Here’s a few of the things I like to do, which are only for me. There’s nothing ground breaking here, but when you’re in the middle of the fog, you can’t see even the simplest of things.
I was never really into beauty or skincare Before Children, but then via Mumsnet I discovered Caroline Hirons blog and the ritual of the ‘double-cleanse’. To the uninitiated double cleansing is basically washing your face twice. With a couple of nice products thought it can turn from a chore into a de-stressing ritual performed at the end of a long day. Many beauty bloggers will recommend products which are beyond the price range of mere mortals but I have discovered a couple I love which will not break the bank. I have developed a real love of facial oils, either as part of cleansing stage or instead of a moisturiser. I love Una Brennan Superfacialist Rose Miracle Makeover Facial Oil (available in Boots for €20.99) but my absolute favourite has to be, from Boots again, Botanics Smoothing Facial Oil Triple Age Renewal with Purple Orchid (why do they all have such ludicrously long names?) I’ve also started wearing eyeliner and red lipstick. Get me.
Reading was something I always loved and I used to tear through books at break-neck speed. Again it was something that had fallen by the wayside, partly because of time, partly because new books are so expensive. If I did read it was on the kindle app on my phone as I was sitting in a darkened room whilst a child tried to fall asleep. Not exactly relaxing. So, I pledged to myself in a blog post that I would buy one new book every month and make reading a pleasure again, and not just a time filler. You can keep up with my reading list, here.

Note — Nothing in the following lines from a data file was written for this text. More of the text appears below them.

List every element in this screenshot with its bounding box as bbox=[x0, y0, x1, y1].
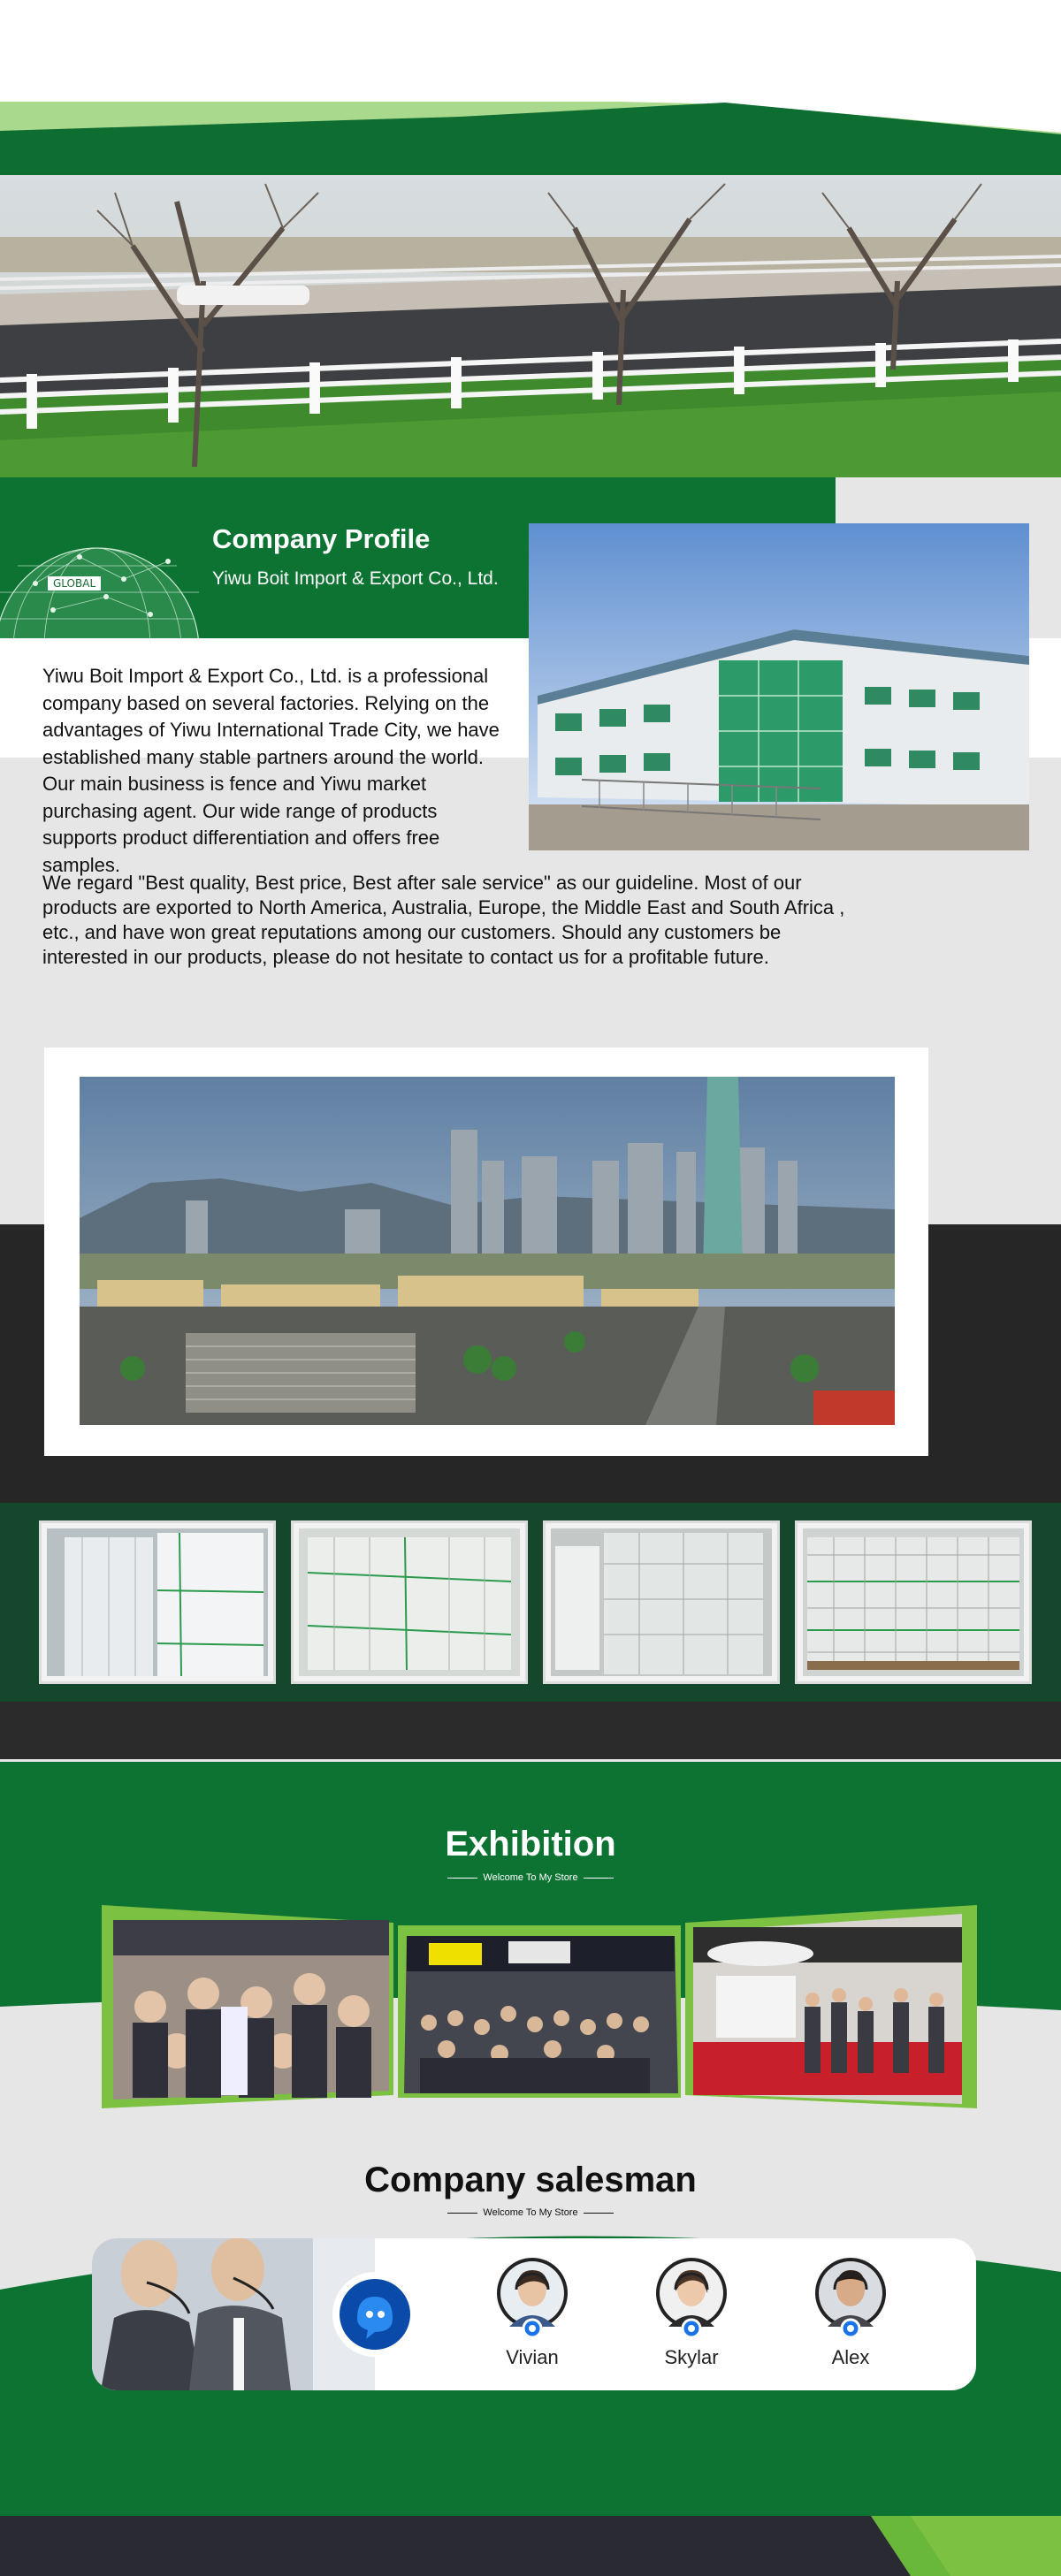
profile-intro-text: Yiwu Boit Import & Export Co., Ltd. is a professional company based on several factories. Relying on the advantages of Yiwu International Trade City, we have established many stable partners around the world. Our main business is fence and Yiwu market purchasing agent. Our wide range of products supports product differentiation and offers free samples. bbox=[42, 665, 500, 876]
rep-avatar-skylar[interactable] bbox=[656, 2258, 736, 2342]
exhibition-subtitle-row bbox=[0, 1872, 1061, 1883]
exhibition-title: Exhibition bbox=[445, 1825, 616, 1863]
exhibition-photo-1 bbox=[97, 1901, 398, 2113]
packaging-thumb-3 bbox=[543, 1520, 780, 1684]
global-tag: GLOBAL bbox=[48, 576, 101, 591]
profile-subtitle: Yiwu Boit Import & Export Co., Ltd. bbox=[212, 568, 499, 589]
salesman-title: Company salesman bbox=[364, 2161, 697, 2199]
factory-photo bbox=[529, 523, 1029, 850]
packaging-thumb-2 bbox=[291, 1520, 528, 1684]
rep-name: Vivian bbox=[506, 2346, 559, 2368]
footer-accent bbox=[0, 2516, 1061, 2576]
divider-line-right bbox=[584, 2213, 614, 2214]
exhibition-subtitle: Welcome To My Store bbox=[483, 1872, 578, 1883]
footer-bar bbox=[0, 2516, 1061, 2576]
globe-icon bbox=[0, 495, 203, 638]
top-banner bbox=[0, 0, 1061, 177]
rep-avatar-vivian[interactable] bbox=[497, 2258, 576, 2342]
rep-name: Alex bbox=[831, 2346, 870, 2368]
salesman-card bbox=[92, 2238, 976, 2390]
dark-band-lower bbox=[0, 1702, 1061, 1762]
divider-line-left bbox=[447, 2213, 477, 2214]
rep-avatar-alex[interactable] bbox=[815, 2258, 895, 2342]
packaging-thumb-1 bbox=[39, 1520, 276, 1684]
profile-title: Company Profile bbox=[212, 523, 431, 554]
exhibition-photo-3 bbox=[681, 1901, 981, 2113]
yiwu-city-photo bbox=[80, 1077, 895, 1425]
exhibition-photo-2 bbox=[393, 1925, 685, 2102]
divider-line-right bbox=[584, 1878, 614, 1879]
salesman-subtitle: Welcome To My Store bbox=[483, 2207, 578, 2218]
section-divider bbox=[0, 1759, 1061, 1762]
salesman-subtitle-row bbox=[0, 2207, 1061, 2218]
chat-bot-icon bbox=[331, 2270, 419, 2359]
divider-line-left bbox=[447, 1878, 477, 1879]
profile-guideline-text: We regard "Best quality, Best price, Best after sale service" as our guideline. Most of our products are exported to North America, Australia, Europe, the Middle East and South Africa , etc., and have won great reputations among our customers. Should any customers be interested in our products, please do not hesitate to contact us for a profitable future. bbox=[42, 872, 845, 968]
banner-stripes bbox=[0, 0, 1061, 177]
packaging-thumb-4 bbox=[795, 1520, 1032, 1684]
rep-name: Skylar bbox=[664, 2346, 719, 2368]
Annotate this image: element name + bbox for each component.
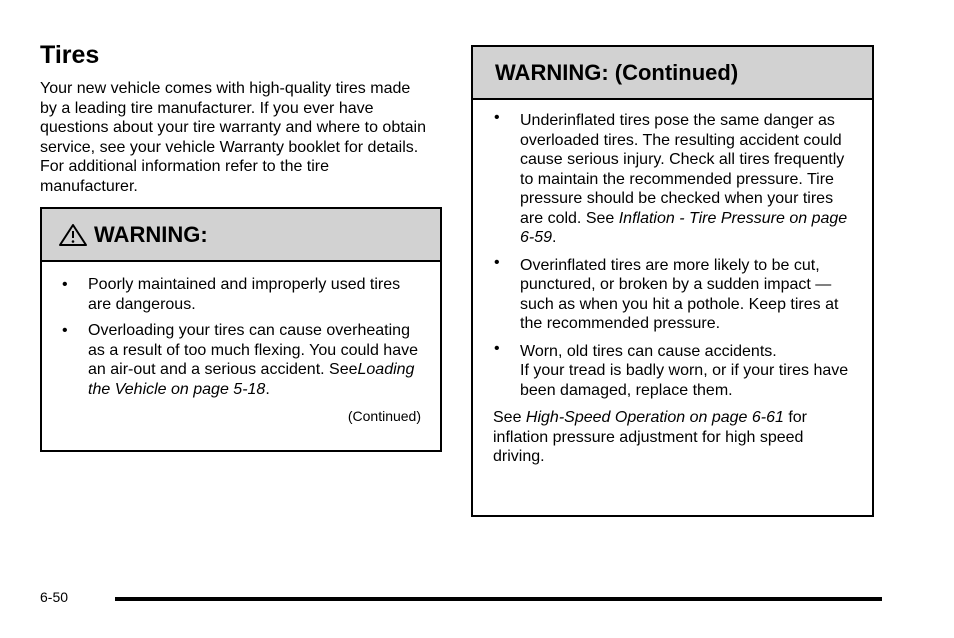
warning-triangle-icon — [58, 223, 88, 247]
bullet-end: . — [552, 229, 557, 246]
section-title: Tires — [40, 41, 100, 69]
list-item: • Worn, old tires can cause accidents. If your tread is badly worn, or if your tires have been damaged, replace them. — [494, 339, 849, 399]
page-reference-link[interactable]: Loading the Vehicle on page 5-18 — [88, 361, 415, 398]
list-item: • Poorly maintained and improperly used tires are dangerous. — [62, 276, 401, 313]
intro-paragraph: Your new vehicle comes with high-quality tires made by a leading tire manufacturer. If you ever have questions about your tire warranty and where to obtain service, see your vehicle Warranty booklet for details. For additional information refer to the tire manufacturer. — [40, 80, 427, 195]
footer-rule — [115, 597, 882, 601]
continued-note: (Continued) — [347, 408, 421, 424]
bullet-text: Overloading your tires can cause overheating as a result of too much flexing. You could have an air-out and a serious accident. See — [88, 322, 418, 378]
page-number: 6-50 — [40, 589, 69, 605]
warning-continued-body — [473, 100, 872, 467]
warning-continued-box — [471, 45, 874, 517]
bullet-text: Poorly maintained and improperly used tires are dangerous. — [88, 276, 401, 313]
bullet-text: Worn, old tires can cause accidents. — [520, 342, 777, 360]
see-paragraph — [493, 408, 852, 467]
bullet-text: Overinflated tires are more likely to be cut, punctured, or broken by a sudden impact — such as when you hit a pothole. Keep tires at the recommended pressure. — [520, 256, 839, 332]
warning-continued-header: WARNING: (Continued) — [473, 47, 872, 100]
list-item: • Overinflated tires are more likely to be cut, punctured, or broken by a sudden impact — such as when you hit a pothole. Keep tires at the recommended pressure. — [494, 253, 839, 332]
warning-title: WARNING: — [94, 221, 208, 247]
warning-box — [40, 207, 442, 452]
bullet-text: Underinflated tires pose the same danger as overloaded tires. The resulting accident could cause serious injury. Check all tires frequently to maintain the recommended pressure. Tire pressure should be checked when your tires are cold. See — [520, 112, 845, 227]
see-end: for inflation pressure adjustment for high speed driving. — [493, 409, 808, 465]
page-reference-link[interactable]: High-Speed Operation on page 6-61 — [525, 409, 784, 426]
see-text: See — [493, 409, 526, 426]
list-item: • Underinflated tires pose the same danger as overloaded tires. The resulting accident could cause serious injury. Check all tires frequently to maintain the recommended pressure. Tire pressure should be checked when your tires are cold. See Inflation - Tire Pressure on page 6-59. — [494, 109, 848, 246]
bullet-text: If your tread is badly worn, or if your tires have been damaged, replace them. — [520, 362, 849, 399]
warning-body — [42, 262, 440, 427]
list-item: • Overloading your tires can cause overheating as a result of too much flexing. You could have an air-out and a serious accident. SeeLoading the Vehicle on page 5-18. — [62, 322, 418, 398]
page-reference-link[interactable]: Inflation - Tire Pressure on page 6-59 — [520, 209, 848, 246]
warning-header — [42, 209, 440, 262]
bullet-end: . — [265, 380, 270, 398]
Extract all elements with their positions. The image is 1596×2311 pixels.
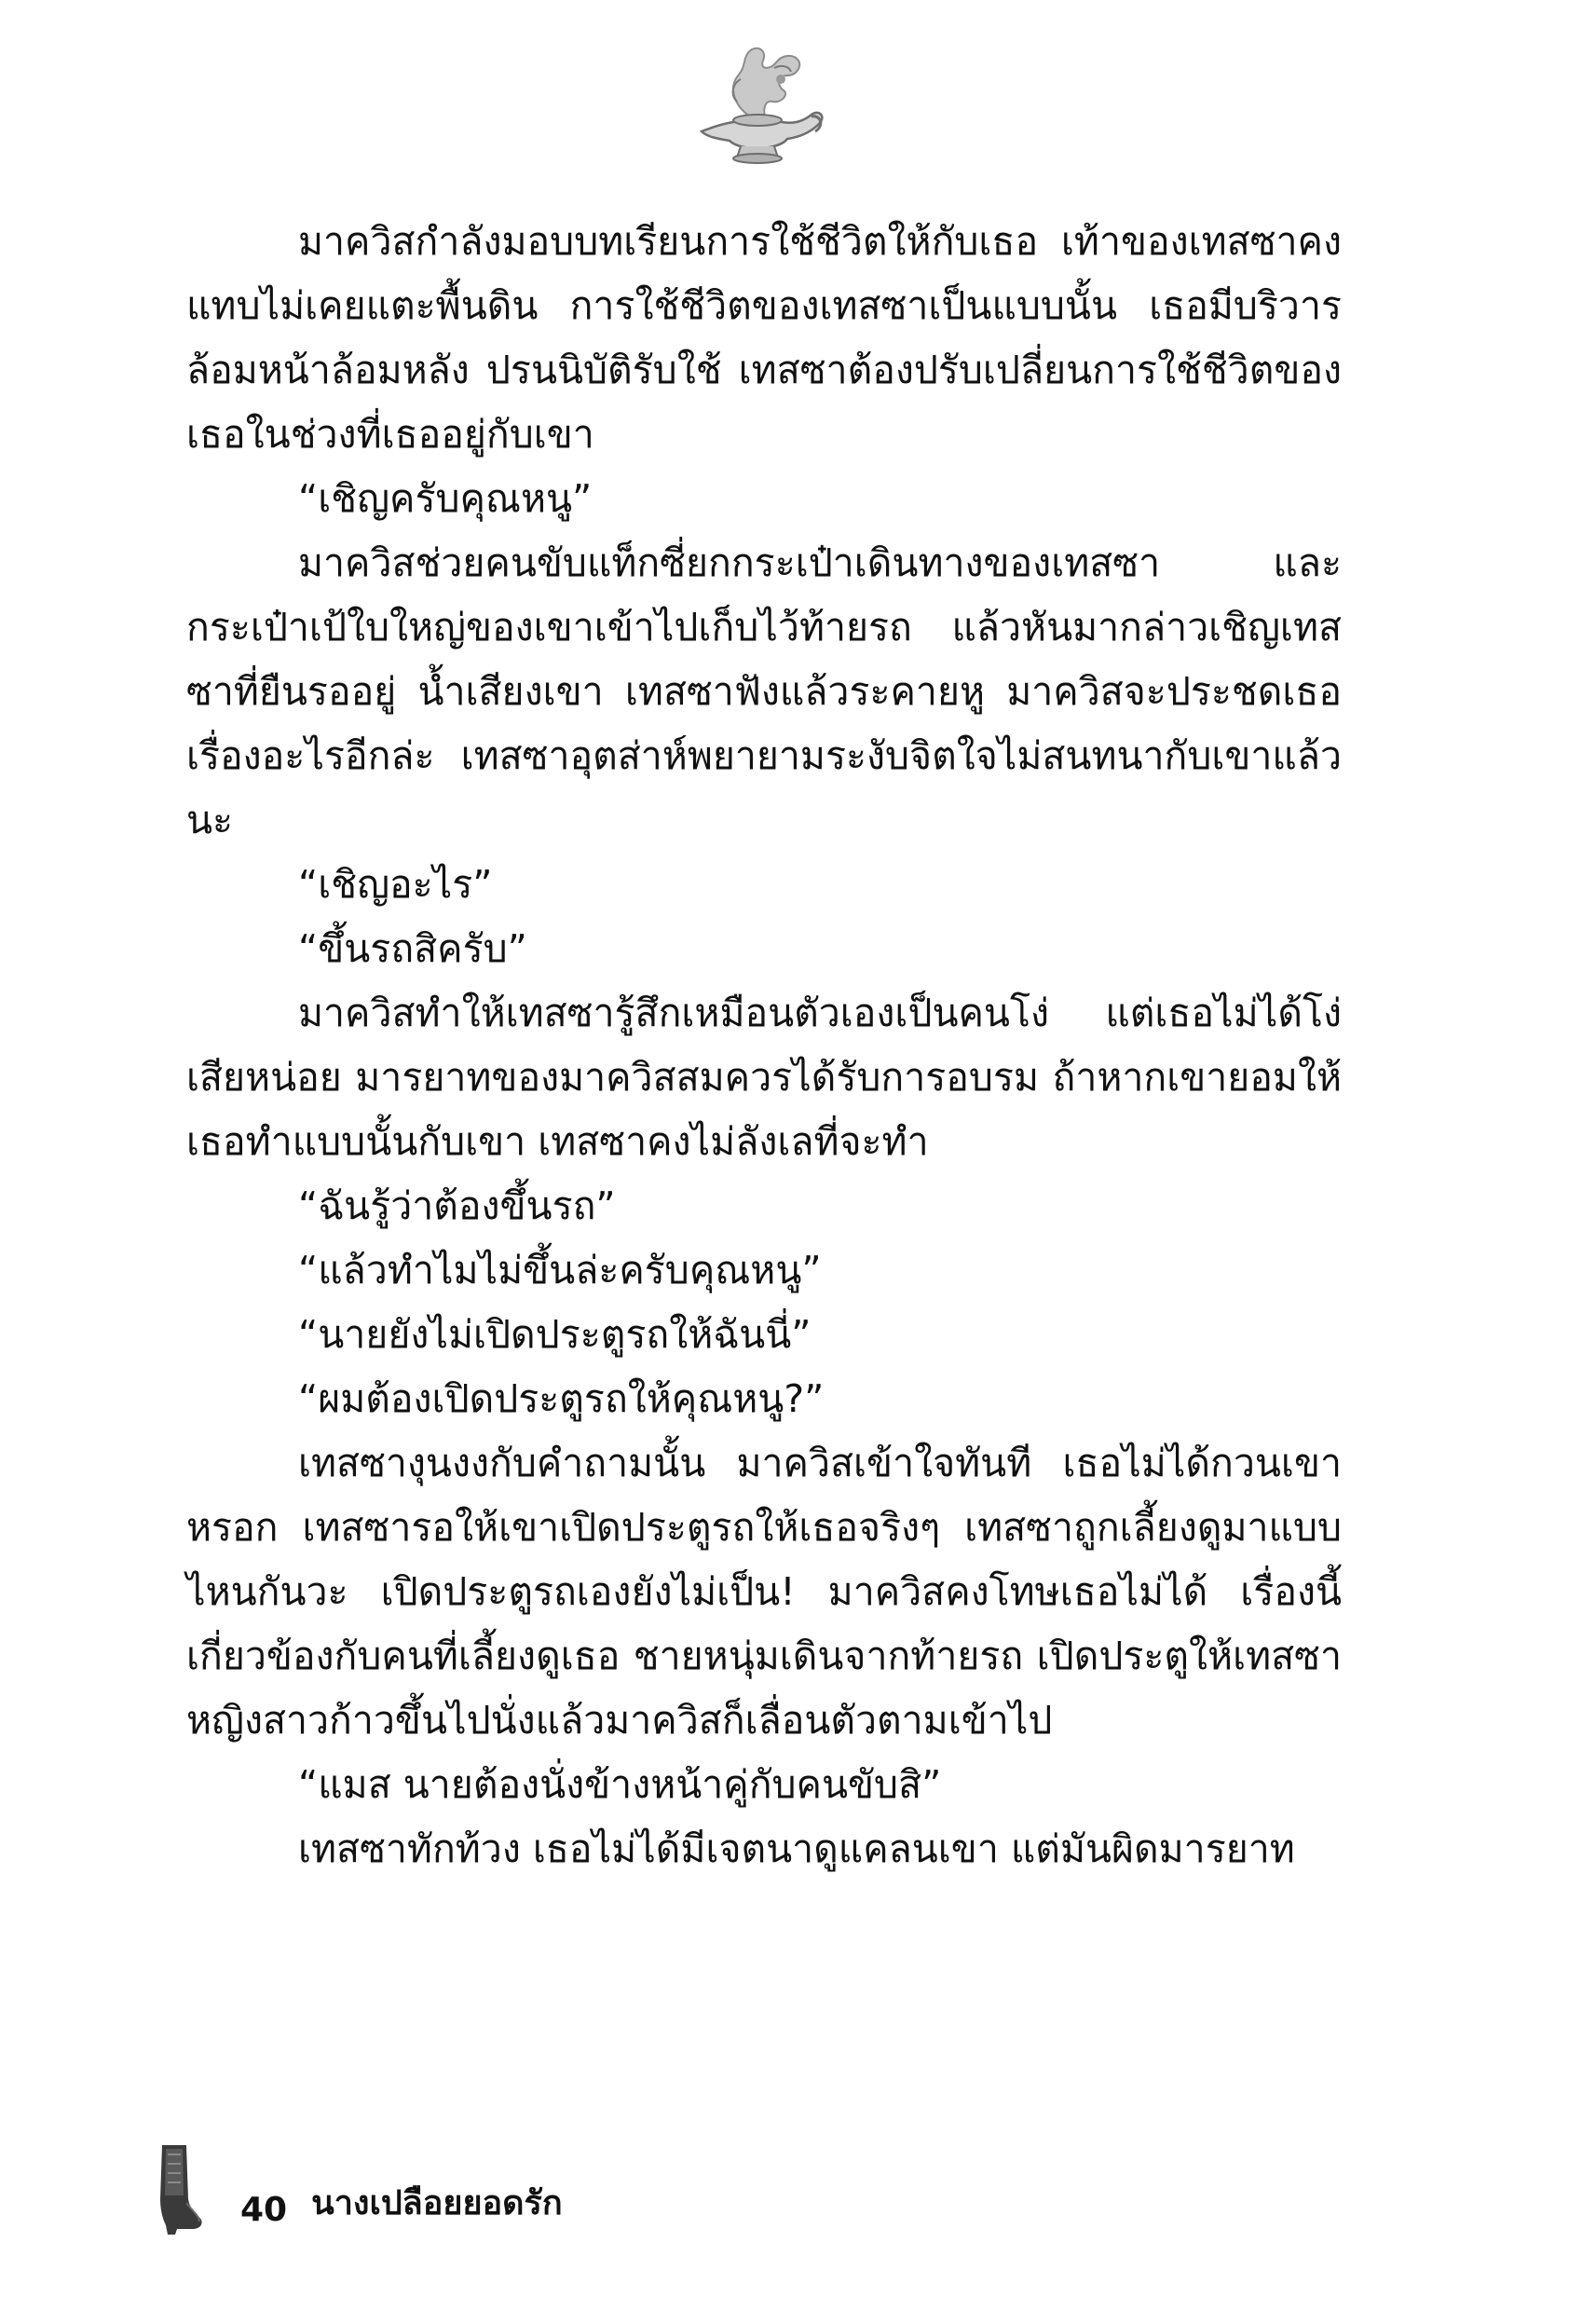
dialogue-line: “นายยังไม่เปิดประตูรถให้ฉันนี่” xyxy=(298,1312,812,1357)
paragraph: มาควิสทำให้เทสซารู้สึกเหมือนตัวเองเป็นคนโง่ แต่เธอไม่ได้โง่เสียหน่อย มารยาทของมาควิสสมควรได้รับการอบรม ถ้าหากเขายอมให้เธอทำแบบนั้นกับเขา เทสซาคงไม่ลังเลที่จะทำ xyxy=(186,991,1342,1164)
paragraph: มาควิสช่วยคนขับแท็กซี่ยกกระเป๋าเดินทางของเทสซา และกระเป๋าเป้ใบใหญ่ของเขาเข้าไปเก็บไว้ท้ายรถ แล้วหันมากล่าวเชิญเทสซาที่ยืนรออยู่ น้ำเสียงเขา เทสซาฟังแล้วระคายหู มาควิสจะประชดเธอเรื่องอะไรอีกล่ะ เทสซาอุตส่าห์พยายามระงับจิตใจไม่สนทนากับเขาแล้วนะ xyxy=(186,540,1342,842)
dialogue-line: “ฉันรู้ว่าต้องขึ้นรถ” xyxy=(298,1183,616,1228)
genie-lamp-icon xyxy=(685,42,829,168)
dialogue-line: “แมส นายต้องนั่งข้างหน้าคู่กับคนขับสิ” xyxy=(298,1762,942,1807)
dialogue-line: “แล้วทำไมไม่ขึ้นล่ะครับคุณหนู” xyxy=(298,1248,822,1292)
paragraph: เทสซาทักท้วง เธอไม่ได้มีเจตนาดูแคลนเขา แต่มันผิดมารยาท xyxy=(298,1826,1295,1871)
book-title: นางเปลือยยอดรัก xyxy=(311,2184,563,2222)
boot-icon xyxy=(149,2143,205,2236)
dialogue-line: “เชิญครับคุณหนู” xyxy=(298,476,593,521)
paragraph: มาควิสกำลังมอบบทเรียนการใช้ชีวิตให้กับเธอ เท้าของเทสซาคงแทบไม่เคยแตะพื้นดิน การใช้ชีวิตของเทสซาเป็นแบบนั้น เธอมีบริวารล้อมหน้าล้อมหลัง ปรนนิบัติรับใช้ เทสซาต้องปรับเปลี่ยนการใช้ชีวิตของเธอในช่วงที่เธออยู่กับเขา xyxy=(186,219,1342,457)
page-number: 40 xyxy=(240,2191,288,2229)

This has been a revelation. I didn’t know I could write anything more meaningful than a text message. I didn’t know I cared so much about so many things. To be sharing stories with other women experiencing the same thing (or not, often the joy is in the difference) is amazing. Blogging (and Twitter, in my case) allows us to connect with people across the world and make what can be for some a very small world, infinite.
Gin. I spent thirty six years of my life ( well, lets say 18 years, I’ll start counting from when I could legally drink) thinking I didn’t like Gin. What a fool, what a fool.